Andre Jute (andrejute) | 4851 comments Mod
If you believe that, you'll believe anything. I'm a chameleon, if you can imagine a 6ft, 215lb chameleon. It helps, because I look a lot more like what I used to be, a rugger and polo jock, than an intellectual.


message 17: by Katie (new)

Katie Stewart (katiewstewart) | 1099 comments Andre, I take everything I read about you with a pinch of salt.

It's doing terrible things to my blood pressure.


message 18: by K.A. (new) - rated it 5 stars

K.A. Jordan (kajordan) | 3042 comments This thread is SO HIGHJACKED!


message 19: by Patricia (new)

Patricia (patriciasierra) | 2388 comments I have it on good authority that Andre is actually Andrea, and was once Miss Ireland.


message 20: by K.A. (new) - rated it 5 stars

K.A. Jordan (kajordan) | 3042 comments Hey, Tom - You knew we were all crazy before you joined, right?


message 21: by Andre Jute (last edited Dec 23, 2011 08:21AM) (new) - rated it 5 stars

Andre Jute (andrejute) | 4851 comments Mod
It's not true, Sierra. I was much more important than the Rose of Tralee (and all that cycling gave me shapelier legs, too), I was the Irish delegate to the Eurovision song contest with un homage (that's what we upmarket rockers call a cover) of my student hit of a rock'n'roll version of UP ABOVE MY HEAD. I ran into Mickey Gold on the street (I live on the Carbery Coast, known sarcastically to the infernal rebbenoo as the Costa del Disgusting Tax Exile & Arteeests, so eventually you run into everyone who's anybody, and if you don't run into them on the main street, they knock on your door to beg a couple of one-liners, always for a "charity speech" which turns out to be an award acceptance speech, cheapskates) and he said, "Let's show them all over again how it's done." I thought that was the name of a song, so I said, 'Here? On the main drag? I live here, man, I can't zip off and show you mine, even if you show me yours." And the brassy blonde with him said, "God, Mickey, your friends are so common." And Mickey said, "He's a fucking prince, his family is in the Encyclopedia Brittanica, he's putting it on for your benefit, it's your fucking hair and your fucking voice and I told you those stretch pants aren't right for you. He used to dine with the Queen Mother before she copped it." Anyway, after the brassy blonde flounced off into the Mulligatawny Arms (name changed to protect innocent salmonella) as a protest against disrespect to the royal family, and I wistfully told the maitre d' to seat her in the last chair Michael Collins sat in before a sniper got him, Mickey and I cleared up the misunderstanding about who has the biggest dingus, much to the amazement of a gaggle of housewives passing, and put our plot to send me to Reykjavik in motion. It backfired, of course. We won, and then Ireland had to host the next contest, and my bosses at RTE, the national broadcasters, claimed they specifically told me they didn't want the £$%^&*( burden back, and to lose, lose, lose. They withheld my salary for the entire year to pay for part of it, and a chicken sandwich besides. Pikers.
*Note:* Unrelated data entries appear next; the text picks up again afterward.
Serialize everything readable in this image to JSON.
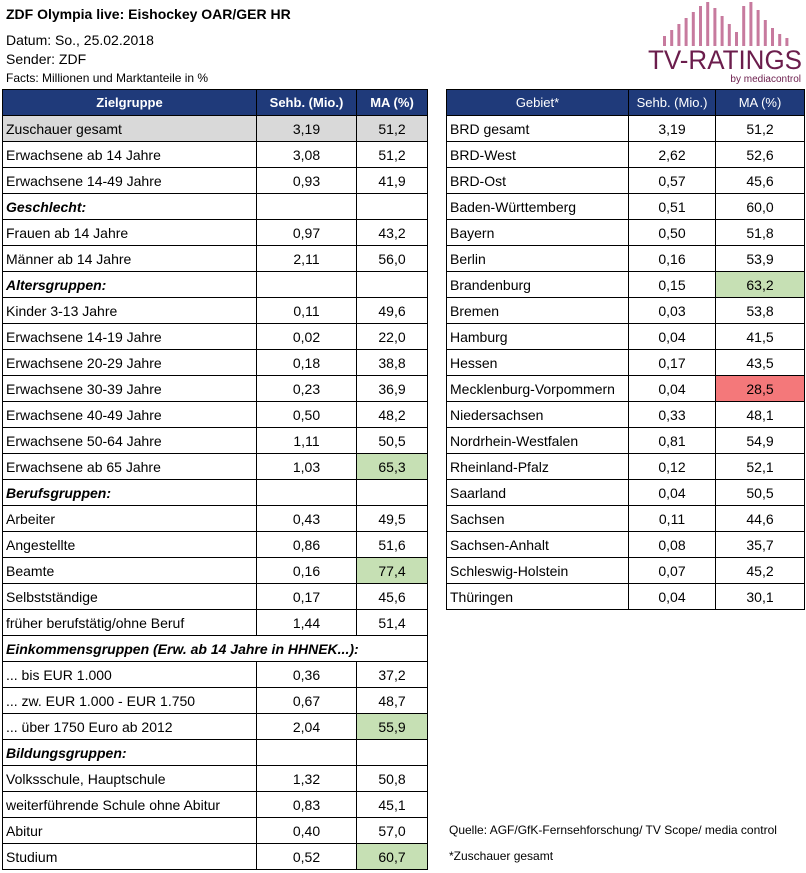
{
  "header": {
    "title": "ZDF Olympia live: Eishockey OAR/GER HR",
    "datum": "Datum: So., 25.02.2018",
    "sender": "Sender: ZDF",
    "facts": "Facts: Millionen und Marktanteile in %"
  },
  "logo": {
    "brand": "TV-RATINGS",
    "sub": "by mediacontrol",
    "color": "#6b1d4c",
    "bar_color": "#c77a9e"
  },
  "colors": {
    "header_bg": "#1f3a7a",
    "total_bg": "#d9d9d9",
    "green": "#c6e0b4",
    "red": "#f4787a"
  },
  "left_table": {
    "columns": [
      "Zielgruppe",
      "Sehb. (Mio.)",
      "MA (%)"
    ],
    "rows": [
      {
        "label": "Zuschauer gesamt",
        "sehb": "3,19",
        "ma": "51,2",
        "kind": "total"
      },
      {
        "label": "Erwachsene ab 14 Jahre",
        "sehb": "3,08",
        "ma": "51,2"
      },
      {
        "label": "Erwachsene 14-49 Jahre",
        "sehb": "0,93",
        "ma": "41,9"
      },
      {
        "label": "Geschlecht:",
        "sehb": "",
        "ma": "",
        "kind": "section"
      },
      {
        "label": "Frauen ab 14 Jahre",
        "sehb": "0,97",
        "ma": "43,2"
      },
      {
        "label": "Männer ab 14 Jahre",
        "sehb": "2,11",
        "ma": "56,0"
      },
      {
        "label": "Altersgruppen:",
        "sehb": "",
        "ma": "",
        "kind": "section"
      },
      {
        "label": "Kinder 3-13 Jahre",
        "sehb": "0,11",
        "ma": "49,6"
      },
      {
        "label": "Erwachsene 14-19 Jahre",
        "sehb": "0,02",
        "ma": "22,0"
      },
      {
        "label": "Erwachsene 20-29 Jahre",
        "sehb": "0,18",
        "ma": "38,8"
      },
      {
        "label": "Erwachsene 30-39 Jahre",
        "sehb": "0,23",
        "ma": "36,9"
      },
      {
        "label": "Erwachsene 40-49 Jahre",
        "sehb": "0,50",
        "ma": "48,2"
      },
      {
        "label": "Erwachsene 50-64 Jahre",
        "sehb": "1,11",
        "ma": "50,5"
      },
      {
        "label": "Erwachsene ab 65 Jahre",
        "sehb": "1,03",
        "ma": "65,3",
        "highlight": "green"
      },
      {
        "label": "Berufsgruppen:",
        "sehb": "",
        "ma": "",
        "kind": "section"
      },
      {
        "label": "Arbeiter",
        "sehb": "0,43",
        "ma": "49,5"
      },
      {
        "label": "Angestellte",
        "sehb": "0,86",
        "ma": "51,6"
      },
      {
        "label": "Beamte",
        "sehb": "0,16",
        "ma": "77,4",
        "highlight": "green"
      },
      {
        "label": "Selbstständige",
        "sehb": "0,17",
        "ma": "45,6"
      },
      {
        "label": "früher berufstätig/ohne Beruf",
        "sehb": "1,44",
        "ma": "51,4"
      },
      {
        "label": "Einkommensgruppen (Erw. ab 14 Jahre in HHNEK...):",
        "sehb": "",
        "ma": "",
        "kind": "section",
        "span": true
      },
      {
        "label": "... bis EUR 1.000",
        "sehb": "0,36",
        "ma": "37,2"
      },
      {
        "label": "... zw. EUR 1.000 - EUR 1.750",
        "sehb": "0,67",
        "ma": "48,7"
      },
      {
        "label": "... über 1750 Euro ab 2012",
        "sehb": "2,04",
        "ma": "55,9",
        "highlight": "green"
      },
      {
        "label": "Bildungsgruppen:",
        "sehb": "",
        "ma": "",
        "kind": "section"
      },
      {
        "label": "Volksschule, Hauptschule",
        "sehb": "1,32",
        "ma": "50,8"
      },
      {
        "label": "weiterführende  Schule ohne Abitur",
        "sehb": "0,83",
        "ma": "45,1"
      },
      {
        "label": "Abitur",
        "sehb": "0,40",
        "ma": "57,0"
      },
      {
        "label": "Studium",
        "sehb": "0,52",
        "ma": "60,7",
        "highlight": "green"
      }
    ]
  },
  "right_table": {
    "columns": [
      "Gebiet*",
      "Sehb. (Mio.)",
      "MA (%)"
    ],
    "rows": [
      {
        "label": "BRD gesamt",
        "sehb": "3,19",
        "ma": "51,2"
      },
      {
        "label": "BRD-West",
        "sehb": "2,62",
        "ma": "52,6"
      },
      {
        "label": "BRD-Ost",
        "sehb": "0,57",
        "ma": "45,6"
      },
      {
        "label": "Baden-Württemberg",
        "sehb": "0,51",
        "ma": "60,0"
      },
      {
        "label": "Bayern",
        "sehb": "0,50",
        "ma": "51,8"
      },
      {
        "label": "Berlin",
        "sehb": "0,16",
        "ma": "53,9"
      },
      {
        "label": "Brandenburg",
        "sehb": "0,15",
        "ma": "63,2",
        "highlight": "green"
      },
      {
        "label": "Bremen",
        "sehb": "0,03",
        "ma": "53,8"
      },
      {
        "label": "Hamburg",
        "sehb": "0,04",
        "ma": "41,5"
      },
      {
        "label": "Hessen",
        "sehb": "0,17",
        "ma": "43,5"
      },
      {
        "label": "Mecklenburg-Vorpommern",
        "sehb": "0,04",
        "ma": "28,5",
        "highlight": "red"
      },
      {
        "label": "Niedersachsen",
        "sehb": "0,33",
        "ma": "48,1"
      },
      {
        "label": "Nordrhein-Westfalen",
        "sehb": "0,81",
        "ma": "54,9"
      },
      {
        "label": "Rheinland-Pfalz",
        "sehb": "0,12",
        "ma": "52,1"
      },
      {
        "label": "Saarland",
        "sehb": "0,04",
        "ma": "50,5"
      },
      {
        "label": "Sachsen",
        "sehb": "0,11",
        "ma": "44,6"
      },
      {
        "label": "Sachsen-Anhalt",
        "sehb": "0,08",
        "ma": "35,7"
      },
      {
        "label": "Schleswig-Holstein",
        "sehb": "0,07",
        "ma": "45,2"
      },
      {
        "label": "Thüringen",
        "sehb": "0,04",
        "ma": "30,1"
      }
    ]
  },
  "footer": {
    "source": "Quelle: AGF/GfK-Fernsehforschung/ TV Scope/ media control",
    "note": "*Zuschauer gesamt"
  }
}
Andre Jute (andrejute) | 4851 comments Mod
Katie, I feel for your blood pressure, so I'll tell you the truth. There is no Andre Jute. Haven't you noticed that he never sleeps? Haven't you noticed that no two of his books are even remotely alike? Haven't you noticed that for a supposed recluse, he knows an awful lot of fine detail about a great many places all over he world? But I'm not the Devil, I'm just one of four Rhodes Scholars who at Cambridge in 1964 invented Andre Jute, the polymath South African, the last King of the Kingdom of Kent, for a Footlights sketch. Then we just kept him going, inspired by the Ern Malley hoax.
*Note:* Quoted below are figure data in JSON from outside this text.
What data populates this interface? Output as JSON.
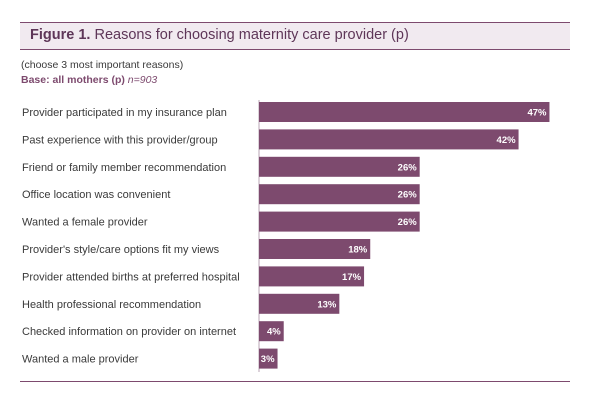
{
  "header": {
    "figure_label": "Figure 1.",
    "title": "Reasons for choosing maternity care provider (p)",
    "note": "(choose 3 most important reasons)",
    "base_label": "Base: all mothers (p)",
    "base_n": "n=903"
  },
  "chart_data": {
    "type": "bar",
    "orientation": "horizontal",
    "title": "Reasons for choosing maternity care provider (p)",
    "xlabel": "",
    "ylabel": "",
    "xlim": [
      0,
      50
    ],
    "value_suffix": "%",
    "bar_color": "#7d4a6e",
    "categories": [
      "Provider participated in my insurance plan",
      "Past experience with this provider/group",
      "Friend or family member recommendation",
      "Office location was convenient",
      "Wanted a female provider",
      "Provider's style/care options fit my views",
      "Provider attended births at preferred hospital",
      "Health professional recommendation",
      "Checked information on provider on internet",
      "Wanted a male provider"
    ],
    "values": [
      47,
      42,
      26,
      26,
      26,
      18,
      17,
      13,
      4,
      3
    ],
    "data_labels": [
      "47%",
      "42%",
      "26%",
      "26%",
      "26%",
      "18%",
      "17%",
      "13%",
      "4%",
      "3%"
    ]
  }
}
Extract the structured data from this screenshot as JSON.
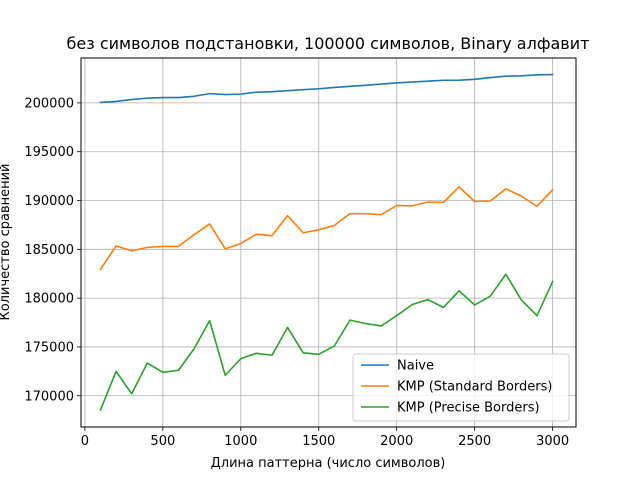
{
  "chart_data": {
    "type": "line",
    "title": "без символов подстановки, 100000 символов, Binary алфавит",
    "xlabel": "Длина паттерна (число символов)",
    "ylabel": "Количество сравнений",
    "xlim": [
      -25,
      3150
    ],
    "ylim": [
      166800,
      204600
    ],
    "xticks": [
      0,
      500,
      1000,
      1500,
      2000,
      2500,
      3000
    ],
    "yticks": [
      170000,
      175000,
      180000,
      185000,
      190000,
      195000,
      200000
    ],
    "grid": true,
    "legend_position": "lower-right",
    "x": [
      100,
      200,
      300,
      400,
      500,
      600,
      700,
      800,
      900,
      1000,
      1100,
      1200,
      1300,
      1400,
      1500,
      1600,
      1700,
      1800,
      1900,
      2000,
      2100,
      2200,
      2300,
      2400,
      2500,
      2600,
      2700,
      2800,
      2900,
      3000
    ],
    "series": [
      {
        "name": "Naive",
        "color": "#1f77b4",
        "values": [
          200050,
          200150,
          200350,
          200480,
          200550,
          200550,
          200680,
          200950,
          200850,
          200900,
          201100,
          201150,
          201250,
          201350,
          201450,
          201580,
          201700,
          201800,
          201930,
          202050,
          202150,
          202230,
          202320,
          202330,
          202420,
          202600,
          202740,
          202780,
          202880,
          202900
        ]
      },
      {
        "name": "KMP (Standard Borders)",
        "color": "#ff7f0e",
        "values": [
          182950,
          185350,
          184850,
          185200,
          185300,
          185300,
          186500,
          187600,
          185050,
          185600,
          186550,
          186400,
          188450,
          186700,
          187000,
          187450,
          188650,
          188650,
          188550,
          189500,
          189450,
          189850,
          189800,
          191400,
          189900,
          189950,
          191200,
          190450,
          189400,
          191100
        ]
      },
      {
        "name": "KMP (Precise Borders)",
        "color": "#2ca02c",
        "values": [
          168550,
          172500,
          170200,
          173350,
          172400,
          172600,
          174800,
          177700,
          172100,
          173800,
          174350,
          174150,
          177000,
          174400,
          174250,
          175100,
          177750,
          177400,
          177150,
          178200,
          179350,
          179850,
          179050,
          180750,
          179300,
          180200,
          182450,
          179800,
          178200,
          181700
        ]
      }
    ]
  }
}
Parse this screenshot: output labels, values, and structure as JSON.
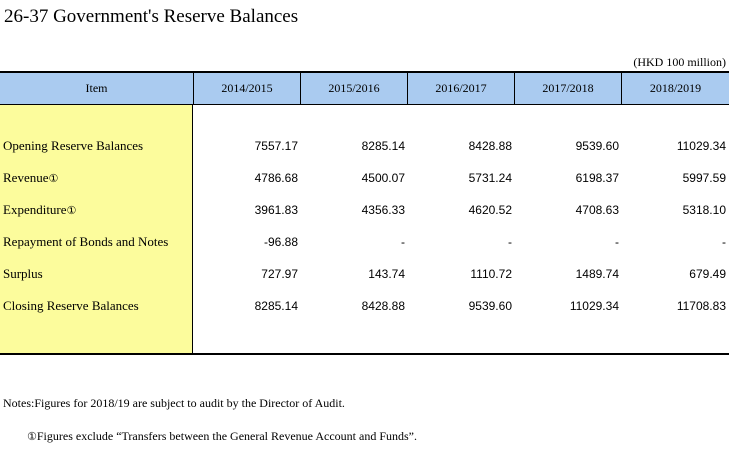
{
  "title": "26-37  Government's Reserve Balances",
  "unit": "(HKD 100 million)",
  "header": {
    "item": "Item",
    "years": [
      "2014/2015",
      "2015/2016",
      "2016/2017",
      "2017/2018",
      "2018/2019"
    ]
  },
  "rows": [
    {
      "label": "Opening Reserve Balances",
      "mark": "",
      "values": [
        "7557.17",
        "8285.14",
        "8428.88",
        "9539.60",
        "11029.34"
      ]
    },
    {
      "label": "Revenue",
      "mark": "①",
      "values": [
        "4786.68",
        "4500.07",
        "5731.24",
        "6198.37",
        "5997.59"
      ]
    },
    {
      "label": "Expenditure",
      "mark": "①",
      "values": [
        "3961.83",
        "4356.33",
        "4620.52",
        "4708.63",
        "5318.10"
      ]
    },
    {
      "label": "Repayment of Bonds and Notes",
      "mark": "",
      "values": [
        "-96.88",
        "-",
        "-",
        "-",
        "-"
      ]
    },
    {
      "label": "Surplus",
      "mark": "",
      "values": [
        "727.97",
        "143.74",
        "1110.72",
        "1489.74",
        "679.49"
      ]
    },
    {
      "label": "Closing Reserve Balances",
      "mark": "",
      "values": [
        "8285.14",
        "8428.88",
        "9539.60",
        "11029.34",
        "11708.83"
      ]
    }
  ],
  "notes": {
    "line1": "Notes:Figures for 2018/19 are subject to audit by the Director of Audit.",
    "line2_mark": "①",
    "line2": "Figures exclude “Transfers between the General Revenue Account and Funds”."
  },
  "colors": {
    "header_bg": "#aacbf0",
    "item_col_bg": "#fcfc9c"
  }
}
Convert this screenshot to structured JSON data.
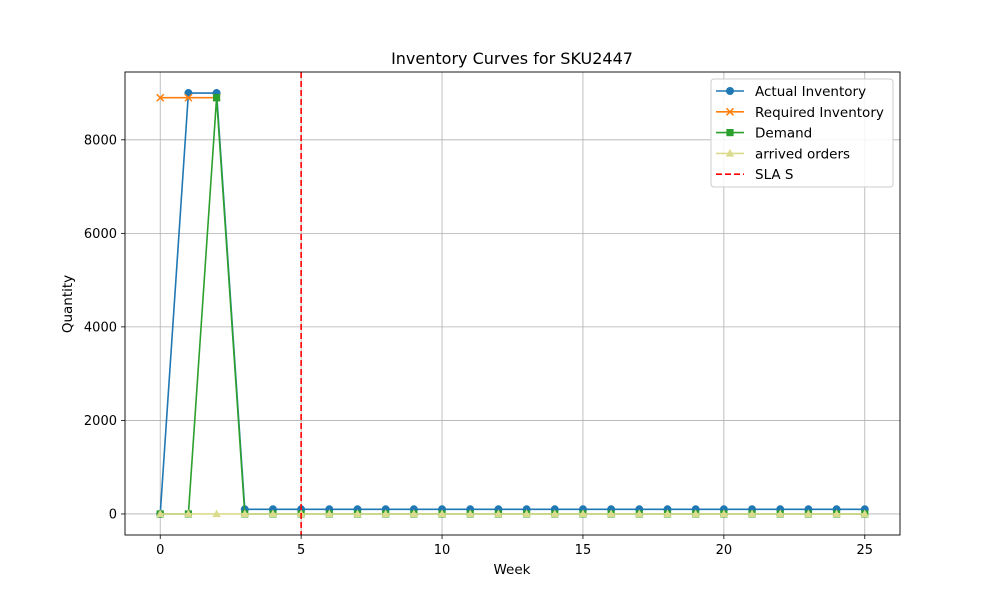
{
  "chart_data": {
    "type": "line",
    "title": "Inventory Curves for SKU2447",
    "xlabel": "Week",
    "ylabel": "Quantity",
    "xlim": [
      -1.25,
      26.25
    ],
    "ylim": [
      -450,
      9450
    ],
    "x_ticks": [
      0,
      5,
      10,
      15,
      20,
      25
    ],
    "y_ticks": [
      0,
      2000,
      4000,
      6000,
      8000
    ],
    "grid": true,
    "legend_position": "top-right",
    "series": [
      {
        "name": "Actual Inventory",
        "color": "#1f77b4",
        "marker": "circle",
        "x": [
          0,
          1,
          2,
          3,
          4,
          5,
          6,
          7,
          8,
          9,
          10,
          11,
          12,
          13,
          14,
          15,
          16,
          17,
          18,
          19,
          20,
          21,
          22,
          23,
          24,
          25
        ],
        "values": [
          0,
          9000,
          9000,
          100,
          100,
          100,
          100,
          100,
          100,
          100,
          100,
          100,
          100,
          100,
          100,
          100,
          100,
          100,
          100,
          100,
          100,
          100,
          100,
          100,
          100,
          100
        ]
      },
      {
        "name": "Required Inventory",
        "color": "#ff7f0e",
        "marker": "x",
        "x": [
          0,
          1,
          2
        ],
        "values": [
          8900,
          8900,
          8900
        ]
      },
      {
        "name": "Demand",
        "color": "#2ca02c",
        "marker": "square",
        "x": [
          0,
          1,
          2,
          3,
          4,
          5,
          6,
          7,
          8,
          9,
          10,
          11,
          12,
          13,
          14,
          15,
          16,
          17,
          18,
          19,
          20,
          21,
          22,
          23,
          24,
          25
        ],
        "values": [
          0,
          0,
          8900,
          0,
          0,
          0,
          0,
          0,
          0,
          0,
          0,
          0,
          0,
          0,
          0,
          0,
          0,
          0,
          0,
          0,
          0,
          0,
          0,
          0,
          0,
          0
        ]
      },
      {
        "name": "arrived orders",
        "color": "#dbdb8d",
        "marker": "triangle",
        "x": [
          0,
          1,
          2,
          3,
          4,
          5,
          6,
          7,
          8,
          9,
          10,
          11,
          12,
          13,
          14,
          15,
          16,
          17,
          18,
          19,
          20,
          21,
          22,
          23,
          24,
          25
        ],
        "values": [
          0,
          0,
          0,
          0,
          0,
          0,
          0,
          0,
          0,
          0,
          0,
          0,
          0,
          0,
          0,
          0,
          0,
          0,
          0,
          0,
          0,
          0,
          0,
          0,
          0,
          0
        ]
      }
    ],
    "vline": {
      "name": "SLA S",
      "x": 5,
      "color": "#ff0000",
      "style": "dashed"
    }
  }
}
He's sort of like a Dame Edna Everage with actual class, mainly because we didn't know how to do common, and Barry Humphries wouldn't help us because we were raving heterosexuals.

So there you are. Now you know everything I do.


message 23: by Patricia (new)

Patricia (patriciasierra) | 2388 comments Andre, quit telling that story about my hair. It wasn't brassy blonde. It was Sassy Blonde. Said so on the bottle.

Katie, do not believe a word of that story about the Rhodes Scholars. Andre is actually all four of the Four Tops, the doo-wop kings.


message 24: by Dakota (new)

Dakota Franklin (dakotafranklin) | 306 comments De-doooo-wop!